# Problems...



## toddxtrail69 (Jul 12, 2010)

Hi all! Wonder if you could help me with a few problems with my Xtrail. 1st, the engine struggles to start whenever the temperature is below about 5 degrees. Given the the temp has been as low as -10 this past week it's really struggled!! It cranks very slowly and won't fire up for 10 seconds or so, there's usually a lot of white smoke when it eventually starts! Iv been heating the plugs 3 times before trying to fire it up but it doesn't seem to be helping much. Any ideas what could be wrong? Last week the engine cut out whilst running cold and wouldn't start. Started it with my booster pack and it's not failed since, but it still takes around 10 secs of cranking before it fires.

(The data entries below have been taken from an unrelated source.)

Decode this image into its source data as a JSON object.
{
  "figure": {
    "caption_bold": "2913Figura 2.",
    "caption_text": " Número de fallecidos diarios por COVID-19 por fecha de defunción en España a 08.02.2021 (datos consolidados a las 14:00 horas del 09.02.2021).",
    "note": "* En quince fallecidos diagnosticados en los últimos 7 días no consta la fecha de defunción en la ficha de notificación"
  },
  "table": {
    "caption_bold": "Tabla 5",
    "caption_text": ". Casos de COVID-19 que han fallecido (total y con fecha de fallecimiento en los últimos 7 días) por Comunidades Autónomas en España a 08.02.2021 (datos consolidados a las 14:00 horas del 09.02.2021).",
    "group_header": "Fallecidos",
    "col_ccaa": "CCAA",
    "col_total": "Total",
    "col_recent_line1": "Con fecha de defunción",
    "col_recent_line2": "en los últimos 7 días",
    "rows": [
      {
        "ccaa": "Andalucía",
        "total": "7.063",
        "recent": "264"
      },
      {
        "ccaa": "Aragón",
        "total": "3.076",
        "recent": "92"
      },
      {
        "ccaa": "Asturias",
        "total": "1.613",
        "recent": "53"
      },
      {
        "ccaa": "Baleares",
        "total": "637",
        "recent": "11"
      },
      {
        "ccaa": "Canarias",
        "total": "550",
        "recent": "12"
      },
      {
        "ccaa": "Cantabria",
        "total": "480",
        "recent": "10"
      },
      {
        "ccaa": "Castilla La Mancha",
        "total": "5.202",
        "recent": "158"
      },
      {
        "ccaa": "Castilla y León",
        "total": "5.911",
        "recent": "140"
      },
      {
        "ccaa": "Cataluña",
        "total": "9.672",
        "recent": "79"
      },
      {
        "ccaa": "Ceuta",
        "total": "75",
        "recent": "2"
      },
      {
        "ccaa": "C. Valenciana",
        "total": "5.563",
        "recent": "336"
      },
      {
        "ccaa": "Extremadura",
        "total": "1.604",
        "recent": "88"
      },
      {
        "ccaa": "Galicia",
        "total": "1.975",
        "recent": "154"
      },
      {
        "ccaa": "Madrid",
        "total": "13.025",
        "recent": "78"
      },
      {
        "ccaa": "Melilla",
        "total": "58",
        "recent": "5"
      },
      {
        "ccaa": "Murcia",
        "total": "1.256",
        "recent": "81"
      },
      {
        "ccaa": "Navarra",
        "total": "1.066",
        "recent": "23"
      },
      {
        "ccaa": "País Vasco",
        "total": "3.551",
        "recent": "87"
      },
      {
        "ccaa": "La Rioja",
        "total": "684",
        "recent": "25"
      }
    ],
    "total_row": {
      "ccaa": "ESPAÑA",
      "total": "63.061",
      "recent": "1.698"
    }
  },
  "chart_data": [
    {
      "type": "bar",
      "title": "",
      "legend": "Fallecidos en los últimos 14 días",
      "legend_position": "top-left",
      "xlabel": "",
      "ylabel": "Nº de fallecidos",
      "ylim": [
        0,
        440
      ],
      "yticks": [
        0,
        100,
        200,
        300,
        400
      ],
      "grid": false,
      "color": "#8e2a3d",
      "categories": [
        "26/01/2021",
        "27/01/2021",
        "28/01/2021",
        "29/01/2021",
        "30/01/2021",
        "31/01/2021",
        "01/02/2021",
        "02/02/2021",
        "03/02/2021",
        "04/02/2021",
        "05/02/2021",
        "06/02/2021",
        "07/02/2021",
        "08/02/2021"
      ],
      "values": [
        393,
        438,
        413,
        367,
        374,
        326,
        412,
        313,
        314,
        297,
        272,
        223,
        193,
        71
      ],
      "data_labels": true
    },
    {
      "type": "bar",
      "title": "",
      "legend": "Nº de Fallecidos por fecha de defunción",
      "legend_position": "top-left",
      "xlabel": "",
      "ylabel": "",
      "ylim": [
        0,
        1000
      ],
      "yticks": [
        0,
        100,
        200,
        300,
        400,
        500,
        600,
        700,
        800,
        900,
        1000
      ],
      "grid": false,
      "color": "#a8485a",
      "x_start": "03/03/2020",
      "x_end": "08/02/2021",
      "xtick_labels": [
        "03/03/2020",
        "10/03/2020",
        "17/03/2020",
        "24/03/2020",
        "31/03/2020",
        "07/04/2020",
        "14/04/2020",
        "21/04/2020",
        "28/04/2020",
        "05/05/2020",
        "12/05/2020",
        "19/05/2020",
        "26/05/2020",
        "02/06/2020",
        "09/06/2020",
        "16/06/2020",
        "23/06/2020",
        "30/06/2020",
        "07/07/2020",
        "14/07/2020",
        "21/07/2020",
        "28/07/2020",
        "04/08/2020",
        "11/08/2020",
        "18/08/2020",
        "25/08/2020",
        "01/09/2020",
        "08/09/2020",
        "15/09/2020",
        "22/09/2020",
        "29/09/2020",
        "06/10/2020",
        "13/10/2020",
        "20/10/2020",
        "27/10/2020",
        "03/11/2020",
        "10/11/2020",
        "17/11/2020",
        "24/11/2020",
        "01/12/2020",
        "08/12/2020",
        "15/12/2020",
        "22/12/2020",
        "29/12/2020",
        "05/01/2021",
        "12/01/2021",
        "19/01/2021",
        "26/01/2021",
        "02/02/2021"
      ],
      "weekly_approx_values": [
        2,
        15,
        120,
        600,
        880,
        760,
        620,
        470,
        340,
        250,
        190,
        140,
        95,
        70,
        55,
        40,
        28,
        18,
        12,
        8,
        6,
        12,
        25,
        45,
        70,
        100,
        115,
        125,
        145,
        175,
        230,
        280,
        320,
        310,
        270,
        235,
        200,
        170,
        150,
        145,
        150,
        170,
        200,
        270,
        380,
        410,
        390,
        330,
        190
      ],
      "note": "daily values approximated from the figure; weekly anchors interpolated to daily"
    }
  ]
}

Secondly, a few of the lights on the dash do not work. It's the auto/2wd lights and some of the lights on the climate control. Is this likely to be blown bulbs or blown fuses? Also, the lights on the speedo intermittently work and fail! Any ideas?

Finally, could somebody please recommend what engine oil I should use? I'm servicing it next week! Iv got a 2001 2.2di Xtrail. I've been advised 5w-30, as the cars already covered 100K miles, will it make much difference if I use full or part synthetic?

Thanks in advance guys!


----------